Os Estados Unidos formalizaram sua saída da Organização Mundial de Saúde (OMS) na quinta-feira, 22 de janeiro, conforme anunciado pelo Departamento de Saúde e Serviços Humanos e o Departamento de Estado. Essa decisão, iniciada pelo ex-presidente Donald Trump com uma ordem executiva em seu segundo mandato, foi justificada pelo governo americano como uma resposta à má gestão da pandemia de Covid-19 e à falta de reformas na organização.

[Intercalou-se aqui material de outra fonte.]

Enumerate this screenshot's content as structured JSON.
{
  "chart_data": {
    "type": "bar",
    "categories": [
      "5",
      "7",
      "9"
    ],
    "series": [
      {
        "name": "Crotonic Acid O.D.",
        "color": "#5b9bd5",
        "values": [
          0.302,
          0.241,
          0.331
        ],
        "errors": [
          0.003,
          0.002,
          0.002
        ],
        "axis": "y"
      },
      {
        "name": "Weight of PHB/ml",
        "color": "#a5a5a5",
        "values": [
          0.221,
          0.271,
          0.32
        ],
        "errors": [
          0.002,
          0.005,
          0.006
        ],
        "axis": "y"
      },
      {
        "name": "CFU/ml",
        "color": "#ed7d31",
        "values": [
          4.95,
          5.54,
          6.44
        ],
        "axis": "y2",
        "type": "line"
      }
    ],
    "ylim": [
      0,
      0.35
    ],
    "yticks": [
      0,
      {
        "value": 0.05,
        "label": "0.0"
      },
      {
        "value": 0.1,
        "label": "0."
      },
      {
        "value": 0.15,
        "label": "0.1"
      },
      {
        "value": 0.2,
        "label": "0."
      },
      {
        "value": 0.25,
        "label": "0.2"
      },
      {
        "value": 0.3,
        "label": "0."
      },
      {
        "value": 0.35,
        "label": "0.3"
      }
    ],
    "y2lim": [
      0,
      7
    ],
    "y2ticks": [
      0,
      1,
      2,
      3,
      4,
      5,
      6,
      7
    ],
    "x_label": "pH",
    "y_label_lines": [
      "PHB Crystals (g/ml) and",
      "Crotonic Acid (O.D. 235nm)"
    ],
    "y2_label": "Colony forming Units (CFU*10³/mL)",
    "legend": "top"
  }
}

No comunicado, as autoridades americanas destacaram a falha da OMS em demonstrar independência e a influência política indevida dos Estados-membros. Além disso, o governo lembrou que durante o processo de saída, que se estendeu por um ano, os EUA suspenderam o financiamento da OMS e direcionaram suas atividades para compromissos bilaterais com outras nações e organizações.

Com essa retirada, surgem questionamentos sobre o futuro da cooperação internacional em saúde pública e os impactos que essa decisão pode ter na resposta a pandemias globais. A saída dos EUA da OMS representa uma mudança significativa nas relações internacionais e na abordagem à saúde global, enfatizando a crescente tensão entre Washington e organizações multilaterais.